For four seasons, Edawn Louis Coughman made the rounds in the NFL. From 2012 to 2016, the now-31-year-old was apart of six different teams: the Seattle Seahawks, Dallas Cowboys, Buffalo Bills, Tampa Bay Buccaneers, Washington Redskins and Houston Texans. For most of his career, Coughman's affiliation with many of those teams was during the offseason or as a member of the practice squad. Since 2016, the offensive tackle has been a free agent, and while he's been living a fairly quiet life, he's made headlines after becoming the target of a recent alleged hate crime.
Coughman owns Create & Bake Restaurant and Coughman's Creamery, an establishment nestled in a suburb of Atlanta. According to Gwinett County Police, they received a call last Tuesday from someone who indicated that a person in a black Chevrolet Silverado with no license plate broke into the bakery. When police arrived, they saw a number of spray-painted words and images inside including "MAGA," "n*gger," and a swastika. According to NBC News, the surveillance equipment was damaged, wires were cut, cushions in the seating area were sliced, mirrors were broken, and the spray paint was still wet.

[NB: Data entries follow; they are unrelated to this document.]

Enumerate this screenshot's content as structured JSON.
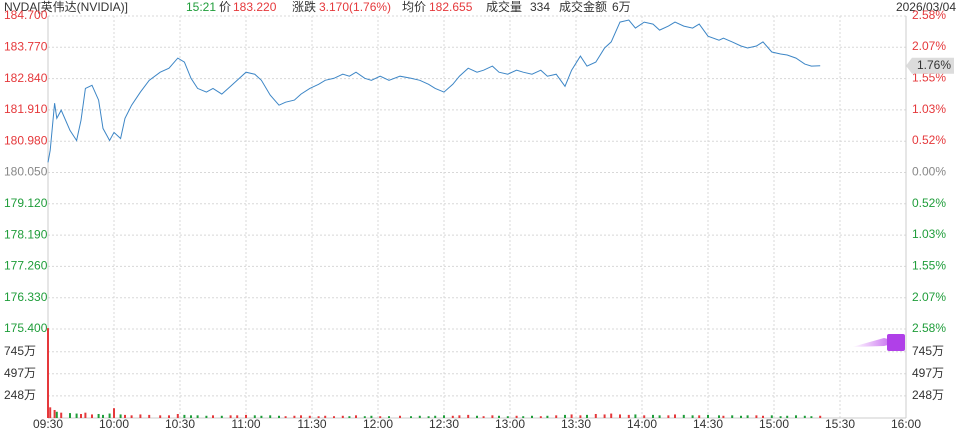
{
  "chart_data": {
    "type": "line",
    "header": {
      "symbol": "NVDA[英伟达(NVIDIA)]",
      "time": "15:21",
      "price_label": "价",
      "price": "183.220",
      "change_label": "涨跌",
      "change": "3.170(1.76%)",
      "avg_label": "均价",
      "avg": "182.655",
      "volume_label": "成交量",
      "volume": "334",
      "amount_label": "成交金额",
      "amount": "6万",
      "date": "2026/03/04"
    },
    "x": [
      "09:30",
      "09:31",
      "09:33",
      "09:34",
      "09:36",
      "09:40",
      "09:43",
      "09:45",
      "09:47",
      "09:50",
      "09:53",
      "09:55",
      "09:58",
      "10:00",
      "10:03",
      "10:05",
      "10:08",
      "10:12",
      "10:16",
      "10:21",
      "10:25",
      "10:29",
      "10:32",
      "10:35",
      "10:38",
      "10:42",
      "10:45",
      "10:49",
      "10:53",
      "10:56",
      "11:00",
      "11:04",
      "11:07",
      "11:11",
      "11:15",
      "11:18",
      "11:22",
      "11:25",
      "11:29",
      "11:33",
      "11:36",
      "11:40",
      "11:44",
      "11:47",
      "11:50",
      "11:54",
      "11:57",
      "12:01",
      "12:05",
      "12:10",
      "12:15",
      "12:19",
      "12:23",
      "12:26",
      "12:30",
      "12:34",
      "12:37",
      "12:41",
      "12:45",
      "12:48",
      "12:52",
      "12:55",
      "12:59",
      "13:03",
      "13:06",
      "13:10",
      "13:14",
      "13:17",
      "13:21",
      "13:25",
      "13:28",
      "13:32",
      "13:35",
      "13:39",
      "13:43",
      "13:46",
      "13:50",
      "13:54",
      "13:57",
      "14:01",
      "14:05",
      "14:08",
      "14:12",
      "14:15",
      "14:19",
      "14:23",
      "14:26",
      "14:30",
      "14:35",
      "14:37",
      "14:41",
      "14:45",
      "14:48",
      "14:52",
      "14:55",
      "14:59",
      "15:03",
      "15:06",
      "15:10",
      "15:14",
      "15:17",
      "15:21"
    ],
    "xlim": [
      "09:30",
      "16:00"
    ],
    "xticks": [
      "09:30",
      "10:00",
      "10:30",
      "11:00",
      "11:30",
      "12:00",
      "12:30",
      "13:00",
      "13:30",
      "14:00",
      "14:30",
      "15:00",
      "15:30",
      "16:00"
    ],
    "ylim": [
      175.4,
      184.7
    ],
    "yticks": [
      {
        "value": 184.7,
        "label": "184.700"
      },
      {
        "value": 183.77,
        "label": "183.770"
      },
      {
        "value": 182.84,
        "label": "182.840"
      },
      {
        "value": 181.91,
        "label": "181.910"
      },
      {
        "value": 180.98,
        "label": "180.980"
      },
      {
        "value": 180.05,
        "label": "180.050"
      },
      {
        "value": 179.12,
        "label": "179.120"
      },
      {
        "value": 178.19,
        "label": "178.190"
      },
      {
        "value": 177.26,
        "label": "177.260"
      },
      {
        "value": 176.33,
        "label": "176.330"
      },
      {
        "value": 175.4,
        "label": "175.400"
      }
    ],
    "y2lim": [
      -2.58,
      2.58
    ],
    "y2ticks": [
      {
        "value": 2.58,
        "label": "2.58%"
      },
      {
        "value": 2.07,
        "label": "2.07%"
      },
      {
        "value": 1.55,
        "label": "1.55%"
      },
      {
        "value": 1.03,
        "label": "1.03%"
      },
      {
        "value": 0.52,
        "label": "0.52%"
      },
      {
        "value": 0,
        "label": "0.00%"
      },
      {
        "value": -0.52,
        "label": "0.52%"
      },
      {
        "value": -1.03,
        "label": "1.03%"
      },
      {
        "value": -1.55,
        "label": "1.55%"
      },
      {
        "value": -2.07,
        "label": "2.07%"
      },
      {
        "value": -2.58,
        "label": "2.58%"
      }
    ],
    "volume_ylim": [
      0,
      1000
    ],
    "volume_ticks": [
      {
        "value": 745,
        "label": "745万"
      },
      {
        "value": 497,
        "label": "497万"
      },
      {
        "value": 248,
        "label": "248万"
      }
    ],
    "current_label": "1.76%",
    "up_color": "#e5383b",
    "down_color": "#1f9d3a",
    "flat_color": "#888888",
    "grid": true,
    "series": [
      {
        "color": "#3d86c6",
        "values": [
          180.35,
          180.71,
          182.11,
          181.66,
          181.9,
          181.3,
          181.0,
          181.6,
          182.55,
          182.64,
          182.2,
          181.36,
          181.0,
          181.24,
          181.06,
          181.66,
          182.05,
          182.44,
          182.79,
          183.03,
          183.15,
          183.45,
          183.33,
          182.85,
          182.55,
          182.44,
          182.55,
          182.38,
          182.61,
          182.79,
          183.03,
          182.97,
          182.79,
          182.35,
          182.05,
          182.14,
          182.2,
          182.38,
          182.55,
          182.67,
          182.79,
          182.85,
          182.97,
          182.91,
          183.03,
          182.85,
          182.79,
          182.91,
          182.79,
          182.91,
          182.85,
          182.79,
          182.67,
          182.55,
          182.44,
          182.67,
          182.91,
          183.15,
          183.03,
          183.09,
          183.21,
          183.03,
          182.97,
          183.09,
          183.03,
          182.97,
          183.09,
          182.91,
          182.97,
          182.61,
          183.09,
          183.51,
          183.21,
          183.33,
          183.75,
          183.93,
          184.52,
          184.58,
          184.34,
          184.52,
          184.46,
          184.28,
          184.4,
          184.52,
          184.4,
          184.34,
          184.46,
          184.1,
          183.98,
          184.04,
          183.93,
          183.81,
          183.75,
          183.81,
          183.93,
          183.63,
          183.57,
          183.54,
          183.45,
          183.27,
          183.21,
          183.22
        ]
      },
      {
        "axis": "volume",
        "values": [
          1010,
          120,
          90,
          70,
          60,
          55,
          50,
          45,
          60,
          40,
          45,
          35,
          50,
          110,
          40,
          35,
          30,
          40,
          35,
          30,
          30,
          45,
          35,
          30,
          30,
          25,
          30,
          25,
          30,
          30,
          35,
          30,
          25,
          30,
          25,
          20,
          25,
          30,
          25,
          20,
          25,
          20,
          25,
          20,
          30,
          20,
          25,
          20,
          20,
          25,
          20,
          25,
          20,
          25,
          30,
          25,
          30,
          35,
          25,
          20,
          30,
          25,
          20,
          25,
          20,
          25,
          20,
          25,
          30,
          35,
          40,
          30,
          35,
          45,
          40,
          50,
          40,
          35,
          40,
          30,
          35,
          30,
          30,
          40,
          35,
          30,
          30,
          35,
          30,
          25,
          30,
          25,
          30,
          30,
          25,
          30,
          20,
          25,
          30,
          25,
          20,
          25
        ]
      }
    ]
  }
}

Police immediately canvassed the area looking for the black vehicle described by the caller and located it not far from from the bakery. When they pulled the truck over, Coughman was behind the wheel and in the cab of the truck were "several televisions" that were "still attached to the brackets with damaged drywall," according to police.

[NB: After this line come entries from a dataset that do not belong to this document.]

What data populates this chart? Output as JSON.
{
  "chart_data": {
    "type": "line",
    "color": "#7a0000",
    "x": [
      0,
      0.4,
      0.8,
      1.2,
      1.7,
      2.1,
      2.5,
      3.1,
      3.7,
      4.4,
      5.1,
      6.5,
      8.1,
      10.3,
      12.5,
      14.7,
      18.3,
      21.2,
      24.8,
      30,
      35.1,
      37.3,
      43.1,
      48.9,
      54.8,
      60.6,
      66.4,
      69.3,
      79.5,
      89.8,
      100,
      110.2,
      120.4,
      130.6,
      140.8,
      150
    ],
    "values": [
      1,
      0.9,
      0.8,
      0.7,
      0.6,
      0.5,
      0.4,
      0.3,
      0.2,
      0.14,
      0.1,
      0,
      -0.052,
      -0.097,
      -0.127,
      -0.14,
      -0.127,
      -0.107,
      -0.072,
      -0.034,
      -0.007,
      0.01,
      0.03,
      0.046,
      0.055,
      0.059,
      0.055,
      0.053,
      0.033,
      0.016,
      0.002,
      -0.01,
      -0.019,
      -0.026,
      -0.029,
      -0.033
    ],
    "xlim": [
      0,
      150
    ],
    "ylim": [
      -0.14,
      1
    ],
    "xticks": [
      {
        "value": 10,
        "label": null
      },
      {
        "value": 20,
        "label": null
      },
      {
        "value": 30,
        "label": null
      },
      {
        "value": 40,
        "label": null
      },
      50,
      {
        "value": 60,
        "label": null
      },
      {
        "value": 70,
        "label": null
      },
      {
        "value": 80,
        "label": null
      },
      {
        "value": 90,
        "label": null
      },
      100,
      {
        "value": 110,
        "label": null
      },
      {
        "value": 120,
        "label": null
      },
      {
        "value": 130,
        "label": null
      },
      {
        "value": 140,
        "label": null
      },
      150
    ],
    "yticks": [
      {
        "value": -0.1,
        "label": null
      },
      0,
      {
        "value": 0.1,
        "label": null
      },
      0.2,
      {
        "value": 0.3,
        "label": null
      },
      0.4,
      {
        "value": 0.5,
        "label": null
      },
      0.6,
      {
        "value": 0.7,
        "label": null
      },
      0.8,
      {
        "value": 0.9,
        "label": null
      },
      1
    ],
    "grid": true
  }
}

"It appears as though Edawn conjured a premeditated plan to damage his own property, attempt to make it appear as a hate crime, file a claim with his insurance company, and sell off the undamaged appliances and electronics," said police. Coughman was arrested and charged with concealing a license plate, insurance fraud, and filing a false report of a crime. He's since bonded out of jail.